Marilyn Wolf

Marilyn Claire Wolf is an American computer engineer who works as Elmer E. Koch Professor of Engineering and Chair of the Department of Computer Science and Engineering at the University of Nebraska–Lincoln.[1] She is an expert in embedded computing.[2]

Education and career

Wolf attended Stanford University, earning a bachelor's degree there in 1980, a master's degree in 1981, and a doctorate in 1984. After working at Bell Labs from 1984 to 1989, she joined the Princeton University faculty, and was on the Georgia Tech faculty from 2007 to 2019. At Georgia Tech, she was the Rhesa "Ray" S. Farmer, Jr., Distinguished Chair in Embedded Computing Systems and Georgia Research Alliance Eminent Scholar.[1]

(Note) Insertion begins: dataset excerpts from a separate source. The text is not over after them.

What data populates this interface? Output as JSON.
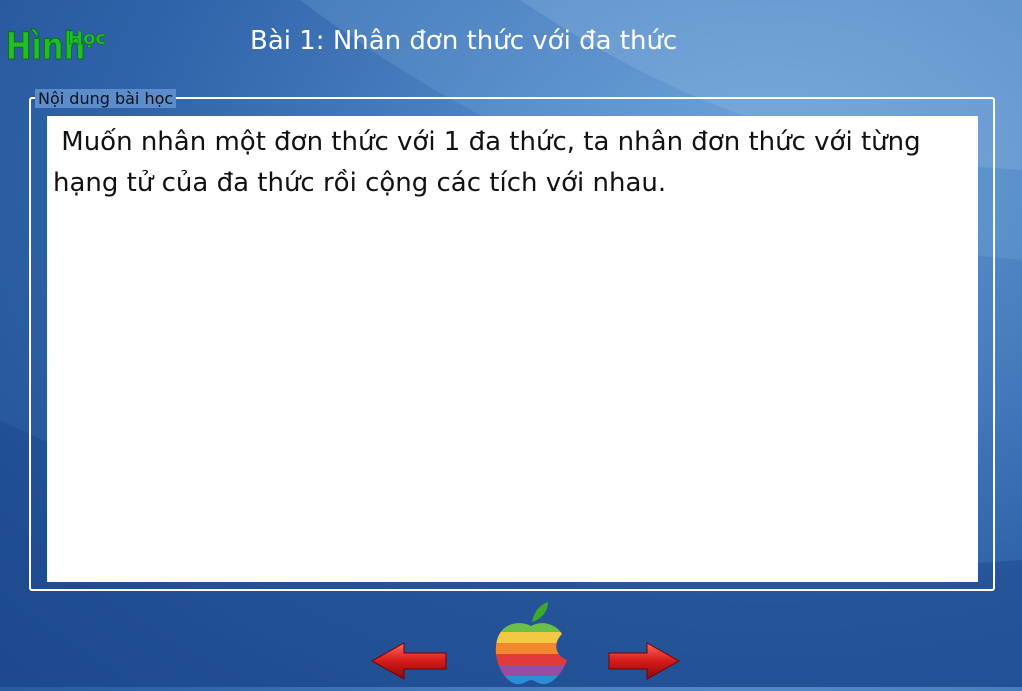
{
  "logo": {
    "text_main": "Hình",
    "text_small": "Học"
  },
  "header": {
    "title": "Bài 1: Nhân đơn thức với đa thức"
  },
  "lesson": {
    "group_label": "Nội dung bài học",
    "content": " Muốn nhân một đơn thức với 1 đa thức, ta nhân đơn thức với từng hạng tử của đa thức rồi cộng các tích với nhau."
  },
  "nav": {
    "prev_icon": "left-arrow-icon",
    "home_icon": "rainbow-apple-icon",
    "next_icon": "right-arrow-icon"
  },
  "colors": {
    "background": "#2f62a8",
    "arrow": "#d61a1a",
    "logo_green": "#1fbf2a"
  }
}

From 1999 to 2000, Wolf was editor-in-chief of IEEE Transactions on Very Large Scale Integration Systems, and from 2001 to 2007, Wolf was editor-in-chief of ACM Transactions on Embedded Computing.[3] She is the author of the textbooks Computers as Components: Principles of Embedded Computing System Design (3rd ed., Elsevier, 2012) and High Performance Embedded Computing (2nd ed., Morgan Kaufmann, 2014).

Recognition

In 1998, she was elected as a Fellow of the Institute of Electrical and Electronics Engineers,[3] and in 2001 she was elected as a Fellow of the Association for Computing Machinery "for contributions to embedded computing."[4] She received the IEEE Computer Society Harry H. Goode Memorial Award in 2019 for contributions to embedded, hardware-software co-design, and real-time computer vision systems.[5]